In 2003, The U.S. Senate designated April as National Financial Literacy Month. In recognition of Financial Literacy Month, Garrett College Office of Student Financial Aid held a Financial Literacy Fair on Wednesday, April 26 from 11 a.m. until 1 p.m. The Financial Aid office attempts to host this event at least once a year and invites local financial institutions to come and participate in providing the students with beneficial financial information. In an attempt to draw more students into the event this year and raise financial common sense, the office hosted a Cash Vault. Students could enter the vault for 15 seconds and grab as much cash as possible. Once they exited the students would have to count the funds and then complete a budget worksheet on how the student would spend the money they won.  Students also were encouraged to complete a four question survey which answers were provided by the local banks in attendance (First United Bank & Trust, State Employees Credit Union, and WEPCO Federal Credit Union). Assistant Director of Financial Aid Pamela Warnick stated, “our mission is to assist students in navigating the financial landscape of higher education and beyond and helping all students achieve financial wellness.”

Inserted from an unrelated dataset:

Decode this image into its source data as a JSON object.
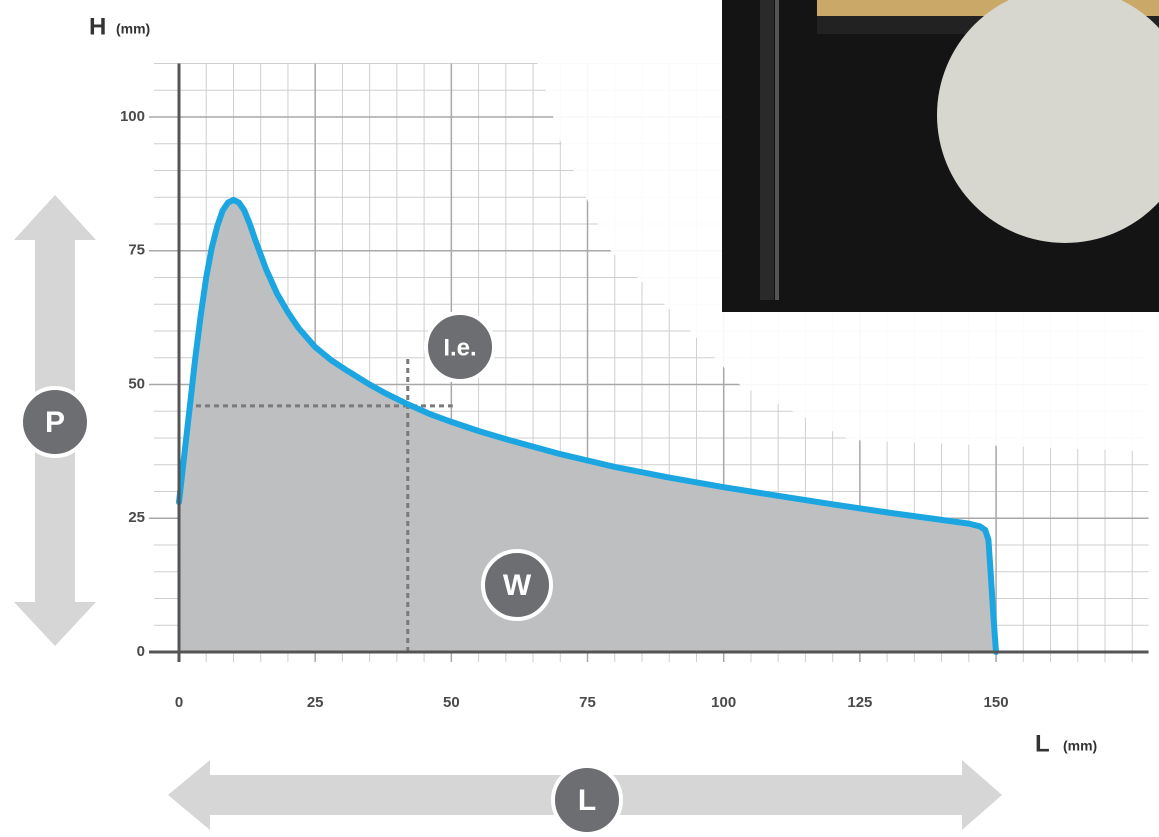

One of the nation’s leading advocacy groups for college financial literacy is the National Summit on Collegiate Financial Wellness (now the Higher Education Financial Wellness Summit). Garrett College has sent several individuals to the summit. “Over the past few years, the Summit community has seen the true impact of financial wellness programs across the country in assisting students with many challenges, both present and future.  There have been programs assisting students in accessing community agencies to help with financial difficulties, programs that have greatly reduced student debt, and programs that have helped students navigate their finances in such that they have been able to persist through school, graduate, and improve their quality of life, just to name a few,” states Phil Schuman, co-founder of the National Summit on Collegiate Financial Wellness and Director of Financial Literacy for Indiana University. “Clearly, we feel strongly that financial literacy is a very active, and necessary, component of financial wellness programming on campus.” 

In addition to these activities, the financial aid office presents cash management and credit information to every First Year Experience class in the Fall and in the Spring.  These presentations emphasize the differences in spending on “needs” vs. “wants”, the important of a credit score and the dangers of credit cards.  The office also posted a contest to the students via email in which the student could look up answers and enter to win a gift card.

From left to right are: Deborah Carlomany (State Employees Credit Union), Sue Fazenbaker (WEPCO Federal Credit Union), Serena Rodeheaver (First United Bank & Trust), Angela Lowery, Alexis Brackett, Michael Chewning, Mikayla Randolph-Ottey, Daquan Rious, Jermonie Bryant, Marcus Humphrey, Jack Corbin, Ashton Chapman.